Wenrui Li,Penghong Wang,Ruiqin Xiong,Xiaopeng Fan
2024-07-11
Abstract:The spiking neural networks (SNNs) that efficiently encode temporal sequences have shown great potential in extracting audio-visual joint feature representations. However, coupling SNNs (binary spike sequences) with transformers (float-point sequences) to jointly explore the temporal-semantic information still facing challenges. In this paper, we introduce a novel Spiking Tucker Fusion Transformer (STFT) for audio-visual zero-shot learning (ZSL). The STFT leverage the temporal and semantic information from different time steps to generate robust representations. The time-step factor (TSF) is introduced to dynamically synthesis the subsequent inference information. To guide the formation of input membrane potentials and reduce the spike noise, we propose a global-local pooling (GLP) which combines the max and average pooling operations. Furthermore, the thresholds of the spiking neurons are dynamically adjusted based on semantic and temporal cues. Integrating the temporal and semantic information extracted by SNNs and Transformers are difficult due to the increased number of parameters in a straightforward bilinear model. To address this, we introduce a temporal-semantic Tucker fusion module, which achieves multi-scale fusion of SNN and Transformer outputs while maintaining full second-order interactions. Our experimental results demonstrate the effectiveness of the proposed approach in achieving state-of-the-art performance in three benchmark datasets. The harmonic mean (HM) improvement of VGGSound, UCF101 and ActivityNet are around 15.4\%, 3.9\%, and 14.9\%, respectively.
Multimedia,Computer Vision and Pattern Recognition,Sound,Audio and Speech Processing
What problem does this paper attempt to address?

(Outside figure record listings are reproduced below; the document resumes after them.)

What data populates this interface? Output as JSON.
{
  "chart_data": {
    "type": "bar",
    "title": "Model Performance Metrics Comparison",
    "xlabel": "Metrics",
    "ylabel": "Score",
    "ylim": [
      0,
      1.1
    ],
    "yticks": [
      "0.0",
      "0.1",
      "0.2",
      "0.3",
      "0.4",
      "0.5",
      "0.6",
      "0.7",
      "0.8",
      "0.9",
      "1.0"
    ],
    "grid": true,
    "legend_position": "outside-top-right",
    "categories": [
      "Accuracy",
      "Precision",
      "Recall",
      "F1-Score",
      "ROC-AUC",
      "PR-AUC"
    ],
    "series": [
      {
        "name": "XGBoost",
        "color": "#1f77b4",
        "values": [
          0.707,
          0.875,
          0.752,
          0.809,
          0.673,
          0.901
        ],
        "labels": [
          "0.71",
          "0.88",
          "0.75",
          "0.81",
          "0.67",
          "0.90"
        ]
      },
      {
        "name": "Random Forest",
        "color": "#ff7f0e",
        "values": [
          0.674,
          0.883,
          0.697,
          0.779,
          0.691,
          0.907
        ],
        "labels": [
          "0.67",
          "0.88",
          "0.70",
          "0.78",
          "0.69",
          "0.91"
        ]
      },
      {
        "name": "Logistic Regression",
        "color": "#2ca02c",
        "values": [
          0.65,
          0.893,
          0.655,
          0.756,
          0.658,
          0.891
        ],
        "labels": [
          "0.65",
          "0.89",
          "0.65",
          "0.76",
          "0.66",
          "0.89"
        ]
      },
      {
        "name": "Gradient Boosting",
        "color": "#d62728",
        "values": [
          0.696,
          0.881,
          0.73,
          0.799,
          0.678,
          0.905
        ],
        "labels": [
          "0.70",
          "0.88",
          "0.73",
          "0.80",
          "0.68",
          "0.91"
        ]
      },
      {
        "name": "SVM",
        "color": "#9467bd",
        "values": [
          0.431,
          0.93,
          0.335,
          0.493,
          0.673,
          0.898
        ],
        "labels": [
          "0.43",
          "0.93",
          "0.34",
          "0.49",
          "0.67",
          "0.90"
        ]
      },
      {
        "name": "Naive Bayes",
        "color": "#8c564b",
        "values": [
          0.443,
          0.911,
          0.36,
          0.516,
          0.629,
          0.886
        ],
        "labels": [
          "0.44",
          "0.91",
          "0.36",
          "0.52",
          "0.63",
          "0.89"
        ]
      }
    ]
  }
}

This paper aims to address several key challenges in Audio - Visual Zero - Shot Learning (AV - ZSL). Specifically, the paper attempts to solve the following problems: 1. **Time Steps**: Most existing Spiking Neural Networks (SNNs) obtain the final output through a fixed time step, which not only ignores the importance of different layers in encoding time series but also leads to significant fluctuations in SNN performance. 2. **Spiking Redundancy**: There is redundancy in the output of SNNs. Noisy spikes are highly correlated in the time and space dimensions and are closely related to the spike firing frequency and neuron location. Finding the balance point between the spike neuron firing frequency and accuracy is crucial for reducing the redundancy of SNNs. 3. **Output Heterogeneity**: There are significant differences in the output data distributions of SNNs and Transformers, which are binary spike sequences and floating - point features respectively. Efficiently integrating the features of these different data distributions is crucial for unleashing the potential of SNNs. To address these challenges, the authors propose a new Spiking Tucker Fusion Transformer (STFT), with the following main contributions: - **Proposing a new STFT model**: STFT effectively couples SNNs and Transformers, combines temporal and semantic information at different time steps, and generates robust representations. - **Introducing the Temporal - Semantic Tucker Fusion Module**: This module achieves multi - scale fusion of the outputs of SNNs and Transformers while maintaining full second - order interactions. This helps to effectively integrate temporal and semantic information and provide a comprehensive audio - visual data representation. - **Dynamically adjusting the thresholds of spiking neurons**: Dynamically adjust the thresholds of spiking neurons based on semantic and temporal information cues, reduce spike noise, and improve the robustness of the model. - **Global - Local Pooling (GLP)**: Combine the max - pooling and average - pooling operations to guide the formation of the input membrane potential and generate input features based on global and local characteristics. Through these innovations, STFT outperforms existing methods on three benchmark datasets (VGGSound, UCF101, and ActivityNet), increasing the Harmonic Mean (HM) by 15.4%, 3.9%, and 14.9% respectively.